Creating a login system for something and am getting:
Warning: mysql_result(): supplied argument is not a valid MySQL result resource in .../func/user.func.php on line 21
Here is my code:
function user_register($email, $name, $password) {
}
function user_exists($email) {
$email = mysql_real_escape_string($email);
$query = mysql_query("SELECT COUNT('user_id') FROM 'users' WHERE 'email' ='$email'");
//this is line 21:
return (mysql_result($query, 0) == 1) ? true : false;
}
Your SQL is full of syntax errors, single quotes are used to quote string literals, backticks (or double quotes in standard SQL) are used for identifiers. Try this:
$query = mysql_query("SELECT COUNT(user_id) FROM users WHERE email = '$email'");
You don't need to quote any of those identifiers so don't bother.
From the fine manual:
For SELECT, SHOW, DESCRIBE, EXPLAIN and other statements returning resultset, mysql_query() returns a resource on success, or FALSE on error.
You probably want to add some error checking after you've fixed your SQL syntax errors.
There is an error in your query. If you want to figure out what the error is, output it with mysql_error()
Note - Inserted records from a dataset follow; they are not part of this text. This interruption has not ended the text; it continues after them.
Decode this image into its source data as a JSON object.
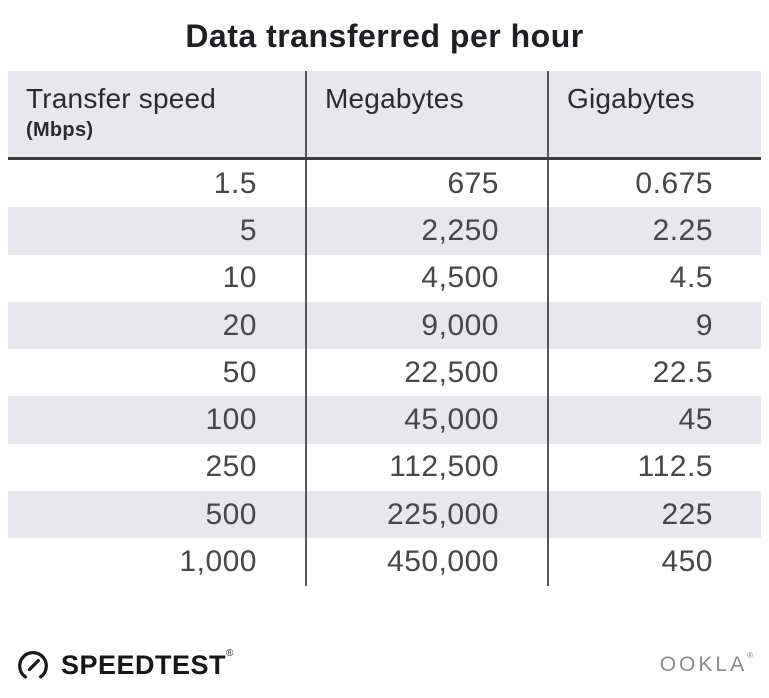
{
  "title": "Data transferred per hour",
  "table": {
    "columns": [
      {
        "label": "Transfer speed",
        "sub": "(Mbps)"
      },
      {
        "label": "Megabytes",
        "sub": ""
      },
      {
        "label": "Gigabytes",
        "sub": ""
      }
    ],
    "rows": [
      [
        "1.5",
        "675",
        "0.675"
      ],
      [
        "5",
        "2,250",
        "2.25"
      ],
      [
        "10",
        "4,500",
        "4.5"
      ],
      [
        "20",
        "9,000",
        "9"
      ],
      [
        "50",
        "22,500",
        "22.5"
      ],
      [
        "100",
        "45,000",
        "45"
      ],
      [
        "250",
        "112,500",
        "112.5"
      ],
      [
        "500",
        "225,000",
        "225"
      ],
      [
        "1,000",
        "450,000",
        "450"
      ]
    ]
  },
  "chart_data": {
    "type": "table",
    "title": "Data transferred per hour",
    "columns": [
      "Transfer speed (Mbps)",
      "Megabytes",
      "Gigabytes"
    ],
    "rows": [
      [
        1.5,
        675,
        0.675
      ],
      [
        5,
        2250,
        2.25
      ],
      [
        10,
        4500,
        4.5
      ],
      [
        20,
        9000,
        9
      ],
      [
        50,
        22500,
        22.5
      ],
      [
        100,
        45000,
        45
      ],
      [
        250,
        112500,
        112.5
      ],
      [
        500,
        225000,
        225
      ],
      [
        1000,
        450000,
        450
      ]
    ]
  },
  "footer": {
    "speedtest_label": "SPEEDTEST",
    "speedtest_reg": "®",
    "ookla_label": "OOKLA",
    "ookla_reg": "®"
  },
  "colors": {
    "title_text": "#1f1f23",
    "header_bg": "#e8e8ec",
    "header_text": "#2b2b2f",
    "header_line": "#3e3e41",
    "divider": "#58585b",
    "stripe": "#e8e8ec",
    "body_text": "#46464b",
    "logo_dark": "#17171a",
    "ookla_gray": "#8a8a8d"
  }
}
Your query has syntax errors. You're using single quotes on field and table names. That changes from them being field/table names to being ordinary strings. So your query boils down to count(some string) from someotherstring where yetanotherstring.
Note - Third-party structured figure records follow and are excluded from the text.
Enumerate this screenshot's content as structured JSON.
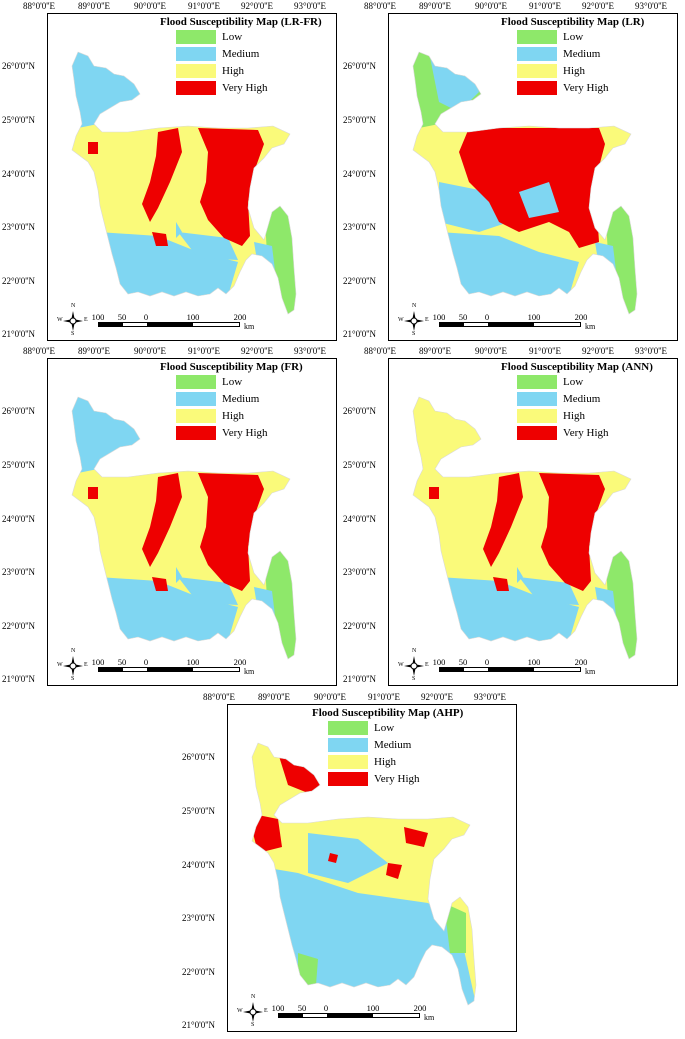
{
  "legend": {
    "items": [
      {
        "label": "Low",
        "color": "#8ee86a"
      },
      {
        "label": "Medium",
        "color": "#7fd6f2"
      },
      {
        "label": "High",
        "color": "#fafa7a"
      },
      {
        "label": "Very High",
        "color": "#ee0000"
      }
    ]
  },
  "longitude_labels": [
    "88°0'0''E",
    "89°0'0''E",
    "90°0'0''E",
    "91°0'0''E",
    "92°0'0''E",
    "93°0'0''E"
  ],
  "latitude_labels": [
    "26°0'0''N",
    "25°0'0''N",
    "24°0'0''N",
    "23°0'0''N",
    "22°0'0''N",
    "21°0'0''N"
  ],
  "scale_bar": {
    "labels": [
      "100",
      "50",
      "0",
      "100",
      "200"
    ],
    "unit": "km"
  },
  "compass": {
    "n": "N",
    "s": "S",
    "e": "E",
    "w": "W"
  },
  "maps": [
    {
      "title": "Flood Susceptibility Map (LR-FR)",
      "variant": "lrfr"
    },
    {
      "title": "Flood Susceptibility Map (LR)",
      "variant": "lr"
    },
    {
      "title": "Flood Susceptibility Map (FR)",
      "variant": "fr"
    },
    {
      "title": "Flood Susceptibility Map (ANN)",
      "variant": "ann"
    },
    {
      "title": "Flood Susceptibility Map (AHP)",
      "variant": "ahp"
    }
  ]
}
If your query call had been constructed something like this:
$result = mysql_query(...) or die(mysql_error());
you'd have been informed of the syntax error. As it stands now, your code assumes the query succeeds, which is a very bad thing to do. There's precisely ONE way for a query to succeed, and far too many ways for it to fail.
Your code has no error handling, so if anything goes wrong, it continues on blissfully unaware trying to make soup out of stones. Take a look at the examples in the manual, they all check for errors in the query before they try to analyze the result.
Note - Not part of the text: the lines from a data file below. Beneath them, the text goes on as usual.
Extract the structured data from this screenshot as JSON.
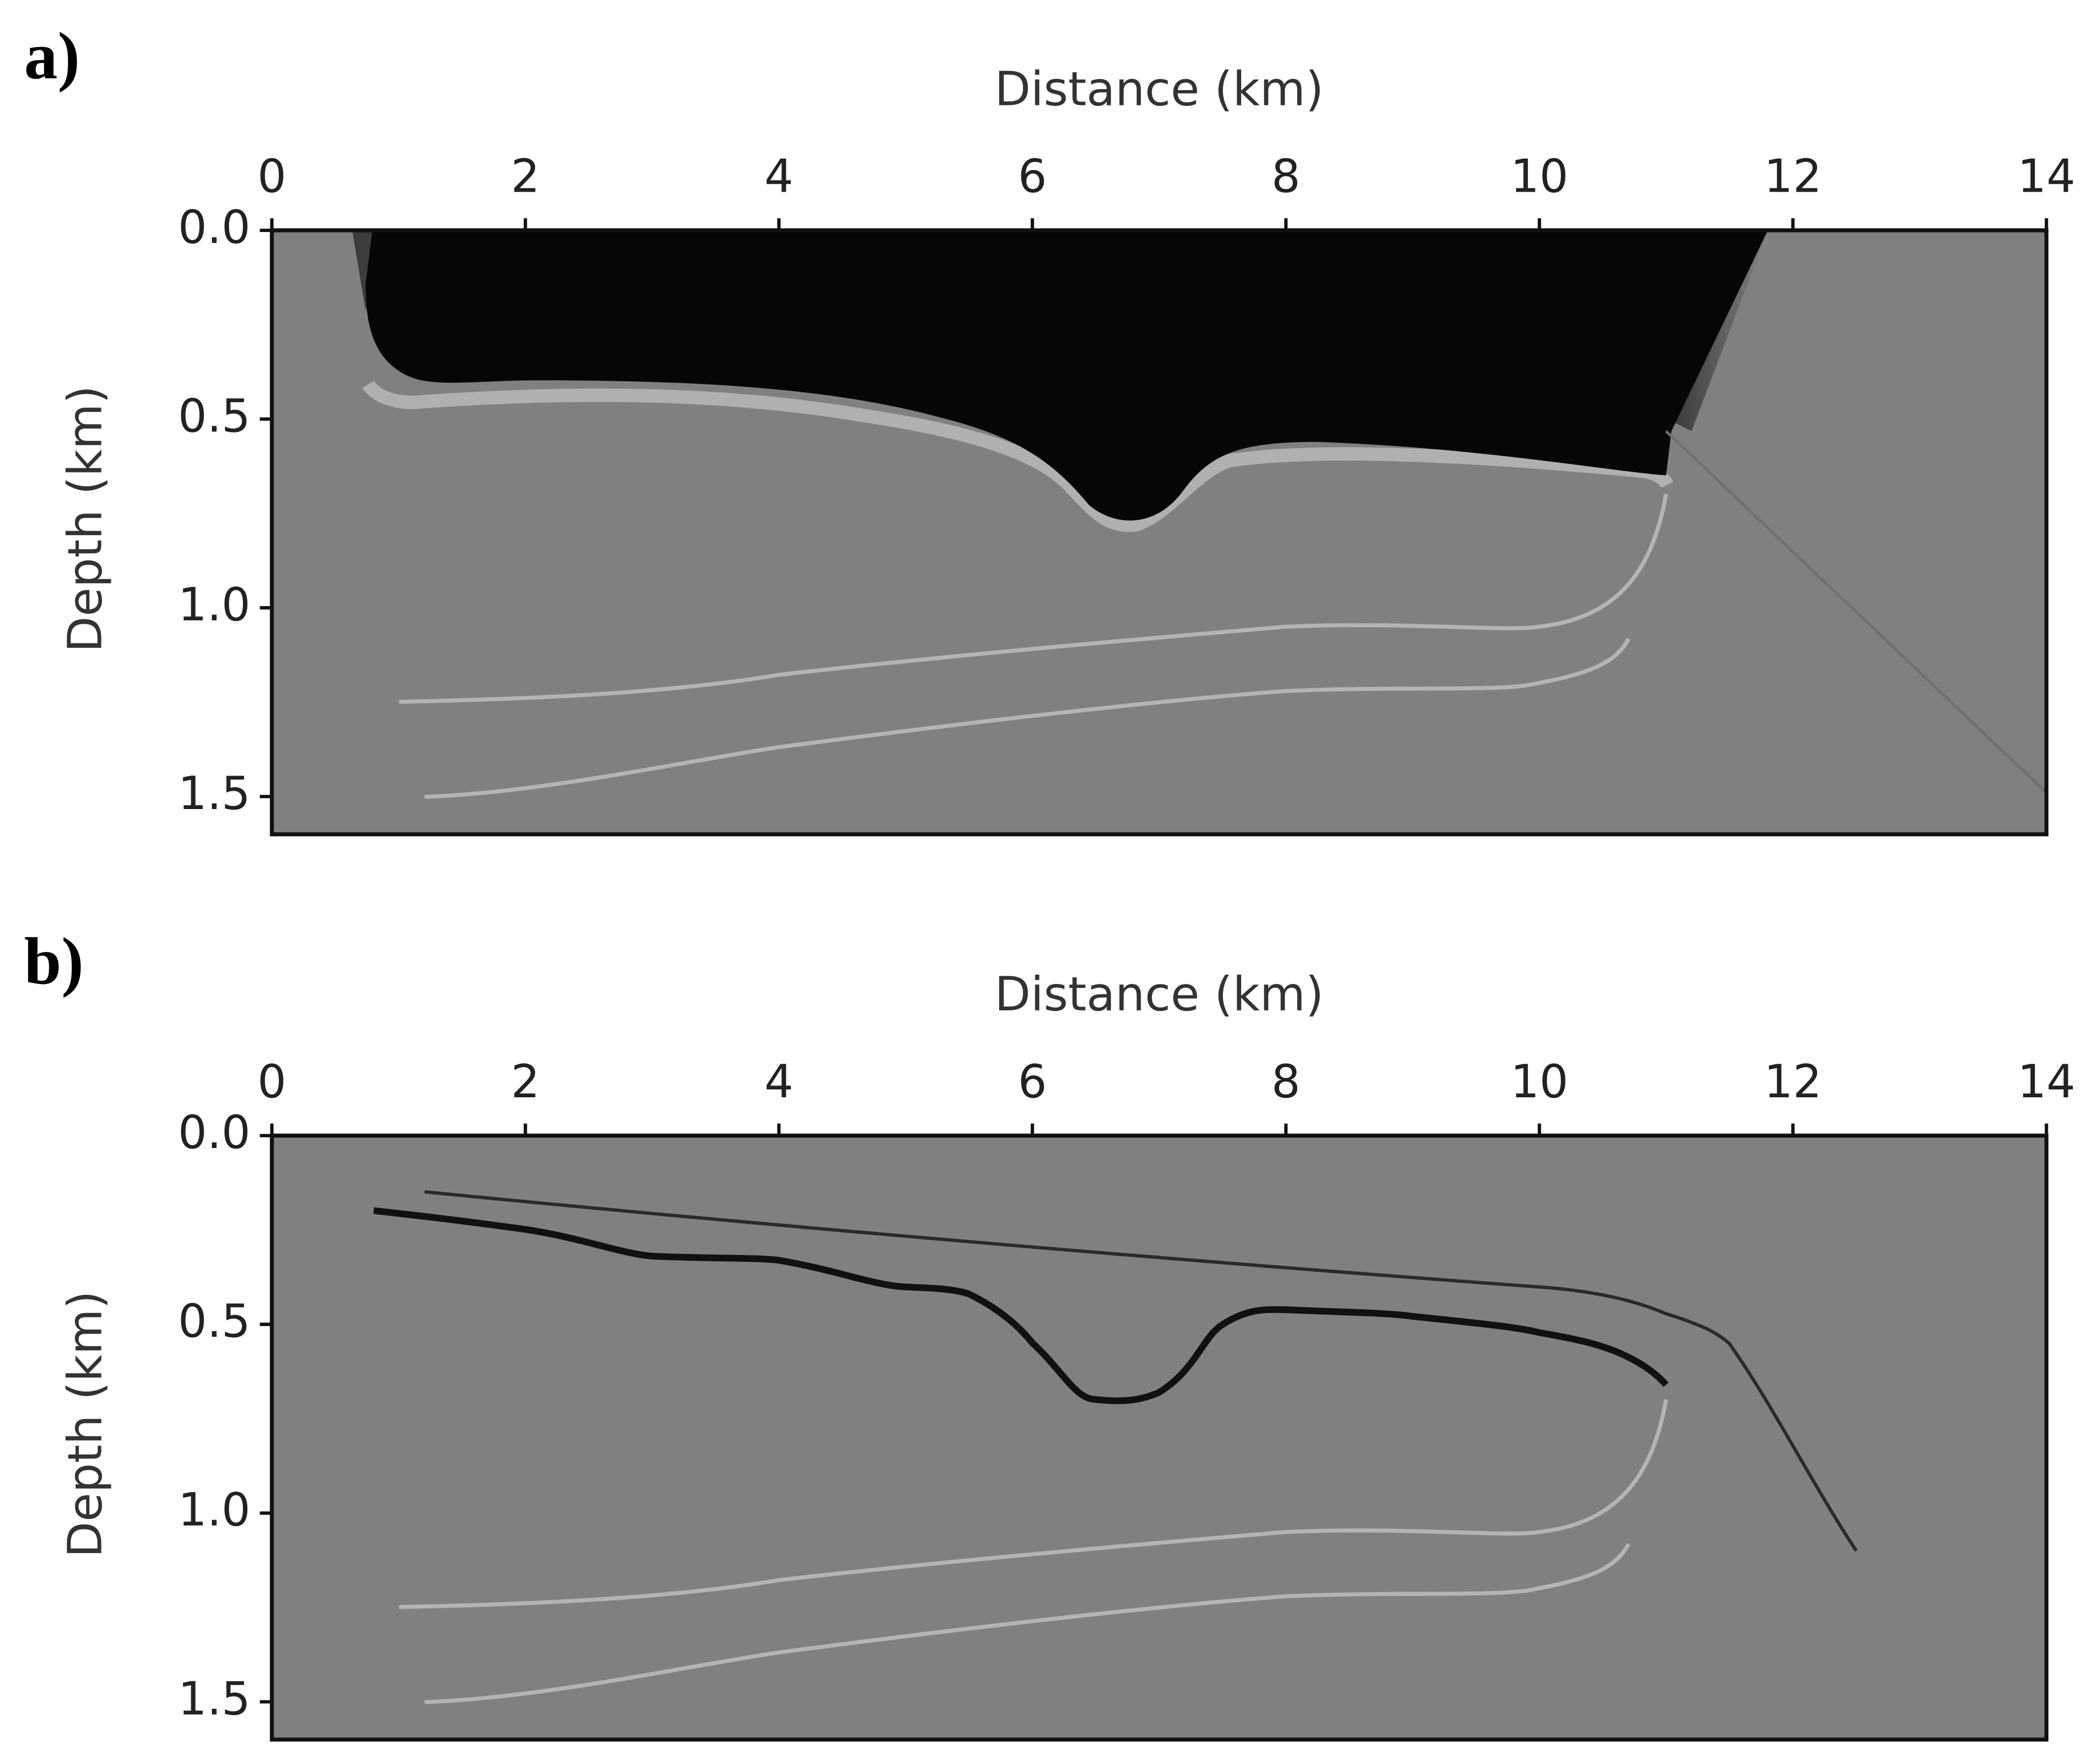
{
  "chart_data": [
    {
      "type": "image",
      "panel_label": "a)",
      "xlabel": "Distance (km)",
      "ylabel": "Depth (km)",
      "xlim": [
        0,
        14
      ],
      "xticks": [
        0,
        2,
        4,
        6,
        8,
        10,
        12,
        14
      ],
      "ylim": [
        0,
        1.6
      ],
      "invert_y": true,
      "yticks": [
        {
          "value": 0,
          "label": "0.0"
        },
        {
          "value": 0.5,
          "label": "0.5"
        },
        {
          "value": 1,
          "label": "1.0"
        },
        {
          "value": 1.5,
          "label": "1.5"
        }
      ]
    },
    {
      "type": "image",
      "panel_label": "b)",
      "xlabel": "Distance (km)",
      "ylabel": "Depth (km)",
      "xlim": [
        0,
        14
      ],
      "xticks": [
        0,
        2,
        4,
        6,
        8,
        10,
        12,
        14
      ],
      "ylim": [
        0,
        1.6
      ],
      "invert_y": true,
      "yticks": [
        {
          "value": 0,
          "label": "0.0"
        },
        {
          "value": 0.5,
          "label": "0.5"
        },
        {
          "value": 1,
          "label": "1.0"
        },
        {
          "value": 1.5,
          "label": "1.5"
        }
      ]
    }
  ]
}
We have a function used within our PHP/MySQL application which returns basic configuration information, it contains a simple select query and looks like this:
public function getConfigurationValue($field)
{
$res = mysql_query("SELECT `cfg_value` FROM `ls_config` WHERE `cfg_name` = '".mysql_real_escape_string($field)."'");
$cfg = htmlspecialchars(mysql_result($res,0));
return $cfg;
}
This problem we are having is that occasionally, seemingly at random, this query throws a mysql error on mysql_result saying that "supplied argument is not a valid mysql result resource". In our debugging we have determined though that this is not because $field is not being passed. Essentially, for a reason we cannot determine a perfectly valid query fails and returns no results causing an empty result set and the subsequent error. If the error was due to the mysql connection failing the script would have died well before this. Also, this function may be called 50-100 times on some page loads but it only tends to fail once on each load.
Please let me know if you need any other information to work this out.
Thanks.
searching for php "supplied argument is not a valid mysql result resource" reveals that to get the actual error, you'd need to call mysql_error, and the error that you get is because the result of the query is FALSE - this value not being a valid mysql result resource.
i.e. in short you have something like:
$res = FALSE; # should contain the mysql result but does not, due to error.
$cfg = htmlspecialchars(mysql_result($res,0)); # the attempt to call mysql_result on invalid argument errors out.
So you'd want to use something like this:
$query = "SELECT * FROM cats WHERE id=$id";
$qr1 = mysql_query ($query)
or die ("Query failed: " . mysql_error() . " Actual query: " . $query);
You might want to give this a shot and see what the underlying error message says.
Given that the error is "MySQL server has gone away", There can be multitude of reasons for it - this article would be a good start to investigate. Searching suggests also some php-related and stack-specific bugs, so it looks like you might need to debug it with a closer attention.
Maybe try to duplicate the setup on another box and then start experimenting with the versions/settings, and see if any of the already reported scenarios match your case. Unfortunately, seems there's no single simple answer to this.